Movers & Shakers: Work
This week’s edition of the hot new podcast Movers and Shakers is all about work. We discuss how a Parkinson’s diagnosis affects your job, what your rights are and whether you should tell your colleagues and boss about your condition.
(Movers and Shakers is free to download from Apple Podcasts, Audible, Google Podcasts, Spotify and many other podcast platforms.)
For one week only we introduce another mover and shaker - and one whose working life was turned upside down by Parkinson’s - to guide us through the subject. Guy Monson was a big cheese in the City, running a business managing money for charities, foundations and universities, when he suffered a mental health crisis: “I’d just become the boss when disaster struck. I got the most terrible depression, it was all encompassing, I had to take a substantial time off work. And my bright psychiatrist said ‘I don't think this is all depression, I think there might be a bit of Parkinson's.’”
Initially, Guy kept quiet about his diagnosis, but his symptoms became more obvious in meetings and clients began to ask questions. So he went public “and actually, it was fine.” But he admits that some aspects of carrying on working in finance with Parkinson’s are daunting, particularly if you are taking drugs that can change your behaviour: “If you're handling large amounts of money for often the poorest in society, you've got to be on the ball. So it provokes some quite difficult questions.”
We’ve all had to reassess our working lives since being diagnosed with Parkinson’s. Jeremy Paxman has given up University Challenge and much of his other work, Paul Mayhew-Archer went freelance and “more or less embraced Parkinson’s as my full time job”, touring the country with his one-man show Incurable Optimist.
Like many of us, Gillian Lacey-Solymar found exhaustion was the biggest barrier to carrying on with work. She had to give up her job as a lecturer at UCL. On a Fridays she was doing two lectures and just didn’t have the energy to carry on even though the university supplied her with a chaise longue to relax on in the break: “But frankly, I needed to go to bed, I needed to sleep between them. And that's impossible. I mean, you can't ask your employer to give you a bed, can you? I think they did everything they could.”
Mark Mardell had retired from the BBC before his diagnosis but says the effect of Parkinson’s on his voice and on the speed at which he now types would have made life as a broadcaster very difficult.
The only one of us for whom nothing has changed (yet) is Judge Nick - sorry, Sir Nicholas - Mostyn, but that is because he has been given a lot of support . As soon as he revealed his condition he was sent to see a consultant occupational therapist: “She stated that with the support of an assistant to take notes during court proceedings, and voice activated software, he is able to undertake his required work.”
Nick’s assistant Safia joins us on the show to explain her very exacting role, leaving us all wondering what exactly is left for the judge to do.…

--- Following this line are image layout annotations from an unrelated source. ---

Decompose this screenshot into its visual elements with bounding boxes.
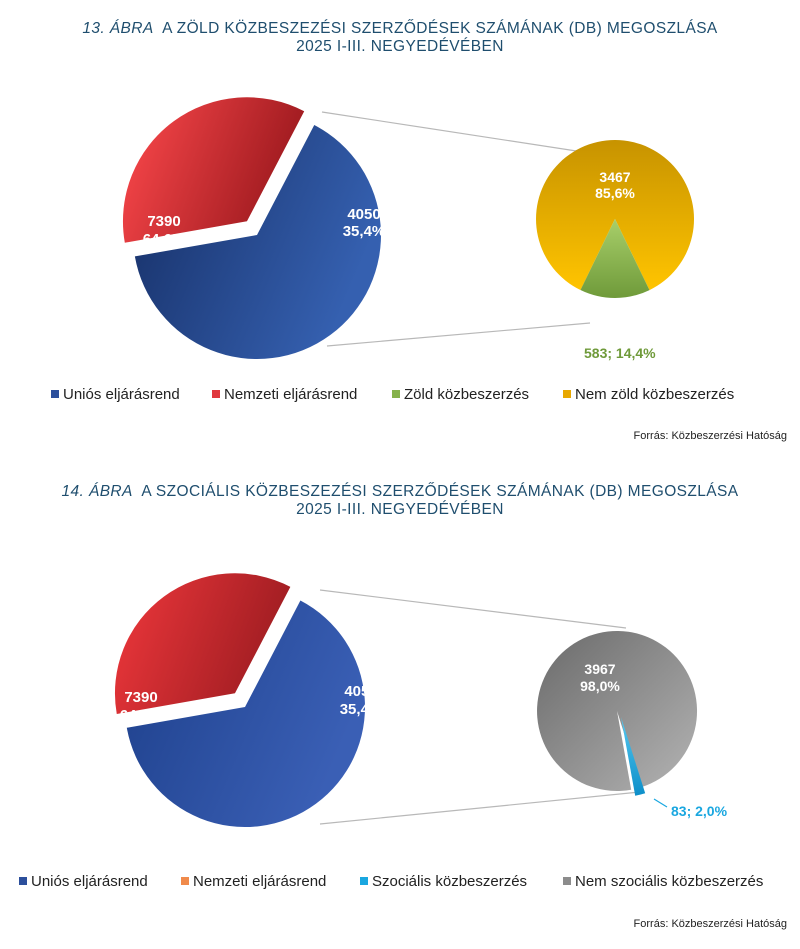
legend-label: Uniós eljárásrend [63,386,180,403]
pie-chart-14: 7390 64,6% 4050 35,4% 3967 98,0% 83; 2,0… [114,573,728,827]
data-label-value: 4050 [344,683,377,700]
legend-swatch [360,877,368,885]
pie-slice-nemzeti [114,573,291,715]
legend-swatch [51,390,59,398]
data-label-percent: 35,4% [340,701,383,718]
legend-label: Nemzeti eljárásrend [224,386,358,403]
title-text: A ZÖLD KÖZBESZEZÉSI SZERZŐDÉSEK SZÁMÁNAK… [162,20,718,37]
pie-slice-nemzeti [122,97,305,243]
figure-number: 14. ÁBRA [61,483,133,500]
legend-label: Nem zöld közbeszerzés [575,386,735,403]
legend-swatch [563,877,571,885]
data-label-percent: 35,4% [343,223,386,240]
title-line2: 2025 I-III. NEGYEDÉVÉBEN [296,38,504,55]
legend-label: Uniós eljárásrend [31,873,148,890]
legend-swatch [563,390,571,398]
chart-title: 14. ÁBRA A SZOCIÁLIS KÖZBESZEZÉSI SZERZŐ… [0,483,800,519]
legend-item: Zöld közbeszerzés [392,386,529,403]
legend-item: Nem zöld közbeszerzés [563,386,734,403]
legend-label: Nemzeti eljárásrend [193,873,327,890]
pie-slice-nem-szocialis [537,630,698,791]
legend-swatch [181,877,189,885]
data-label-percent: 85,6% [595,185,635,201]
data-label-value: 3467 [599,169,630,185]
legend-swatch [392,390,400,398]
data-label-percent: 64,6% [143,231,186,248]
legend-swatch [19,877,27,885]
pie-slice-nem-zold [536,140,695,291]
leader-line [653,798,668,808]
connector-line-bottom [319,791,641,825]
pie-slice-unios [126,600,365,827]
legend-item: Szociális közbeszerzés [360,873,527,890]
connector-line-top [321,111,623,159]
data-label-percent: 64,6% [120,707,163,724]
title-line2: 2025 I-III. NEGYEDÉVÉBEN [296,501,504,518]
connector-line-bottom [326,322,591,347]
legend-swatch [212,390,220,398]
legend-item: Uniós eljárásrend [19,873,148,890]
figure-number: 13. ÁBRA [82,20,154,37]
data-label-value: 3967 [584,661,615,677]
data-label-szocialis: 83; 2,0% [671,803,728,819]
title-text: A SZOCIÁLIS KÖZBESZEZÉSI SZERZŐDÉSEK SZÁ… [141,483,739,500]
data-label-percent: 98,0% [580,678,620,694]
legend-label: Zöld közbeszerzés [404,386,530,403]
pie-slice-unios [134,125,381,359]
source-note: Forrás: Közbeszerzési Hatóság [633,918,787,930]
data-label-value: 7390 [124,689,157,706]
pie-slice-zold [580,219,650,299]
data-label-value: 4050 [347,206,380,223]
connector-line-top [319,589,627,629]
legend-item: Nemzeti eljárásrend [181,873,326,890]
source-note: Forrás: Közbeszerzési Hatóság [633,430,787,442]
legend-item: Uniós eljárásrend [51,386,180,403]
pie-slice-szocialis [621,717,646,796]
data-label-value: 7390 [147,213,180,230]
pie-chart-13: 7390 64,6% 4050 35,4% 3467 85,6% 583; 14… [122,97,695,361]
data-label-zold: 583; 14,4% [584,345,656,361]
figure-14: 14. ÁBRA A SZOCIÁLIS KÖZBESZEZÉSI SZERZŐ… [0,474,800,949]
figure-13: 13. ÁBRA A ZÖLD KÖZBESZEZÉSI SZERZŐDÉSEK… [0,0,800,470]
legend-label: Szociális közbeszerzés [372,873,528,890]
chart-title: 13. ÁBRA A ZÖLD KÖZBESZEZÉSI SZERZŐDÉSEK… [0,20,800,56]
legend-item: Nemzeti eljárásrend [212,386,357,403]
legend-item: Nem szociális közbeszerzés [563,873,763,890]
legend-label: Nem szociális közbeszerzés [575,873,764,890]
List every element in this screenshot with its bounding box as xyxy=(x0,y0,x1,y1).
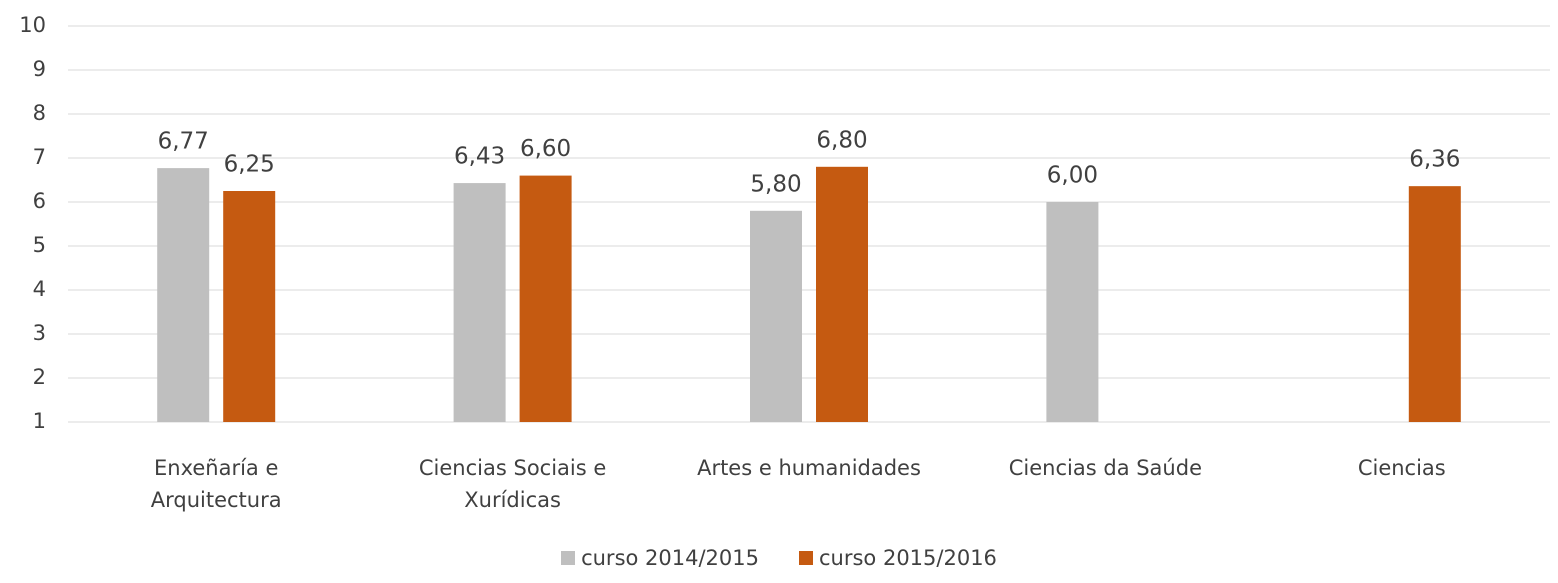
y-tick-label: 6 xyxy=(33,189,46,213)
x-tick-label: Artes e humanidades xyxy=(697,456,921,480)
bar xyxy=(519,175,572,422)
data-label: 5,80 xyxy=(750,171,801,197)
y-tick-label: 8 xyxy=(33,101,46,125)
y-tick-label: 2 xyxy=(33,365,46,389)
bar xyxy=(157,168,210,422)
legend-item: curso 2015/2016 xyxy=(799,546,997,570)
data-label: 6,60 xyxy=(520,136,571,162)
legend-swatch xyxy=(561,551,576,565)
bar xyxy=(1408,186,1461,422)
data-label: 6,43 xyxy=(454,144,505,170)
y-tick-label: 3 xyxy=(33,321,46,345)
y-tick-label: 7 xyxy=(33,145,46,169)
y-tick-label: 5 xyxy=(33,233,46,257)
legend-swatch xyxy=(799,551,813,565)
legend-label: curso 2015/2016 xyxy=(819,546,997,570)
data-label: 6,80 xyxy=(816,127,867,153)
bar xyxy=(453,183,506,422)
bar xyxy=(1046,202,1099,422)
y-tick-label: 1 xyxy=(33,409,46,433)
x-tick-label: Ciencias Sociais e Xurídicas xyxy=(418,456,607,512)
data-label: 6,36 xyxy=(1409,147,1460,173)
y-tick-label: 4 xyxy=(33,277,46,301)
legend-label: curso 2014/2015 xyxy=(581,546,759,570)
data-label: 6,77 xyxy=(158,129,209,155)
bar xyxy=(816,166,868,422)
x-tick-label: Ciencias xyxy=(1357,456,1446,480)
legend-item: curso 2014/2015 xyxy=(561,546,759,570)
x-tick-label: Enxeñaría e Arquitectura xyxy=(150,456,282,512)
y-tick-label: 9 xyxy=(33,57,46,81)
data-label: 6,25 xyxy=(224,152,275,178)
data-label: 6,00 xyxy=(1047,163,1098,189)
y-tick-label: 10 xyxy=(19,13,46,37)
legend: curso 2014/2015 curso 2015/2016 xyxy=(0,546,1558,570)
bar xyxy=(223,191,276,422)
bar xyxy=(750,210,802,422)
x-tick-label: Ciencias da Saúde xyxy=(1008,456,1202,480)
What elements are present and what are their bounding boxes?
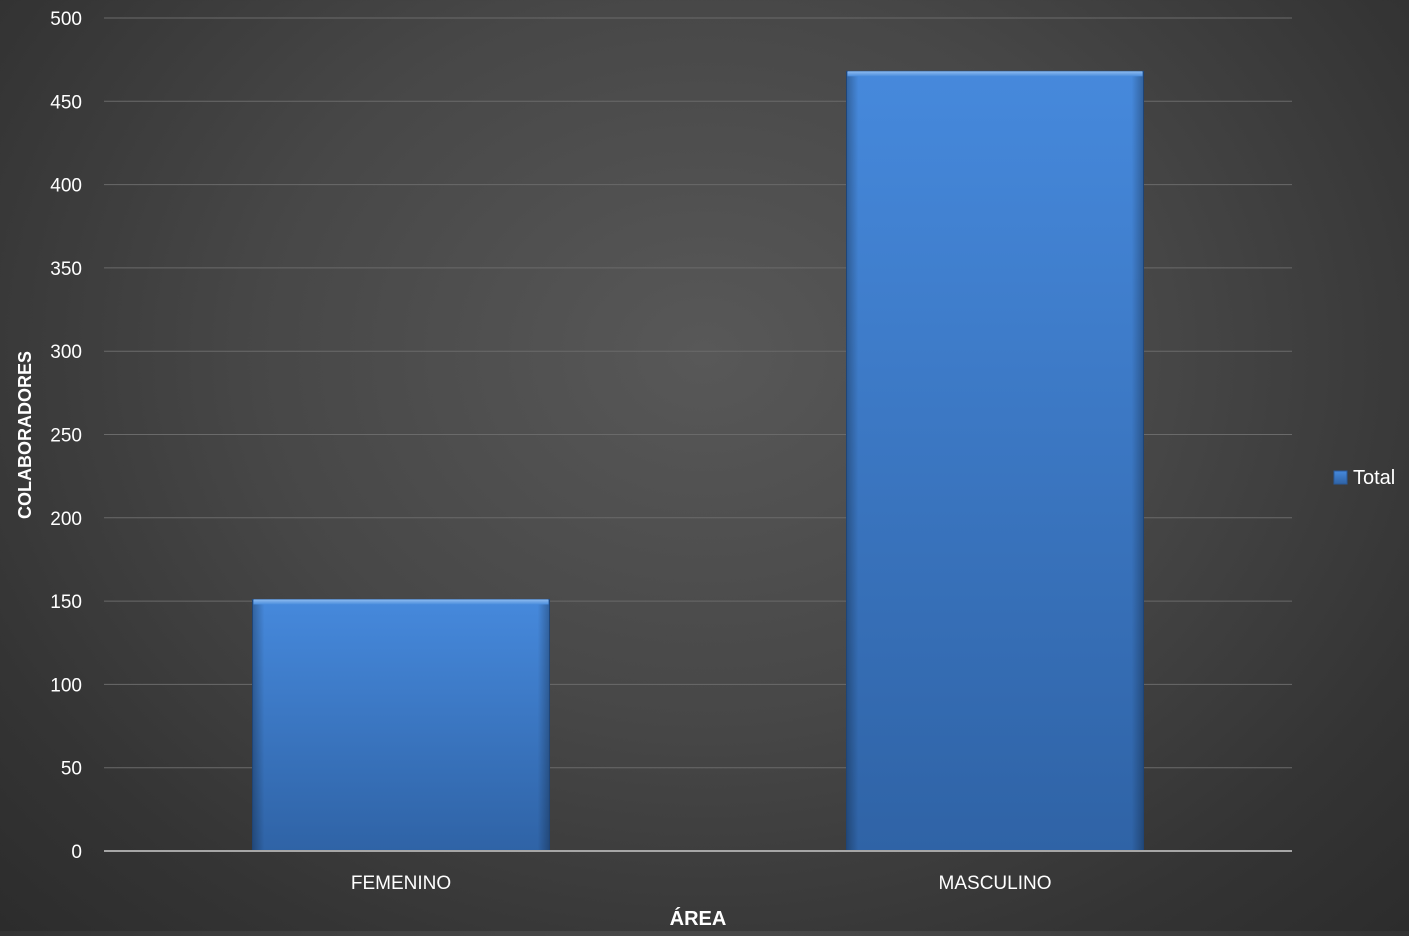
y-tick-label: 0 bbox=[71, 842, 82, 863]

But one thing is absolutely clear - although Parkinson’s has presented us with various challenges, we are all immensely privileged and have had a better experience than most when it comes to navigating the world of work. A survey by Parkinson’s UK found that more than 50% of people don’t tell their employer about their diagnosis because they are too scared of the consequences.
We listen to interviews with two people with rather different experiences of talking about their condition at work. Alison Butt, a health visitor, had no complaints about her employer but found her work, often involving dealing with sensitive safeguarding issues, much too stressful and gave it up. Instead, she started her own business - something usually thought of as a fast route to a heart attack - but says it’s given her freedom and flexibility.
But Janet Kerr, who had retrained as a teacher and was passionate about her job, says her employer was totally unsympathetic when her Parkinson’s diagnosis meant she wanted to go part-time. “I found a pattern that worked for me…and then they changed my shift pattern after a year, and I pleaded with them not to. I said this is working for me, they changed it. And I lasted six weeks, the stress of it was quite traumatic.”
So what are your rights? We lured Peter McRoberts, a leading employment lawyer from Payne Hicks Beach, to the pub to brief us. He tells us that the first thing to work out is whether your symptoms are serious enough for you to qualify as disabled - which can be tricky to assess with a condition like Parkinson’s. But then “if you satisfy the definition, the employer has a positive duty to make reasonable adjustments to offset the disadvantages you have.”
The problem, as we all agree, is having the confidence to open up to both your employer and colleagues about your condition. We movers and shakers are quite a self-assured bunch and prosperous enough not to worry about making ends meet if we can’t work. But we admit to worrying about how our peers will regard us once they know we have a disability - will they whisper behind our backs that we are not really up to it any more?
For the many younger people diagnosed with Parkinson’s, for the self-employed or those with unsympathetic employers, it must be many times worse.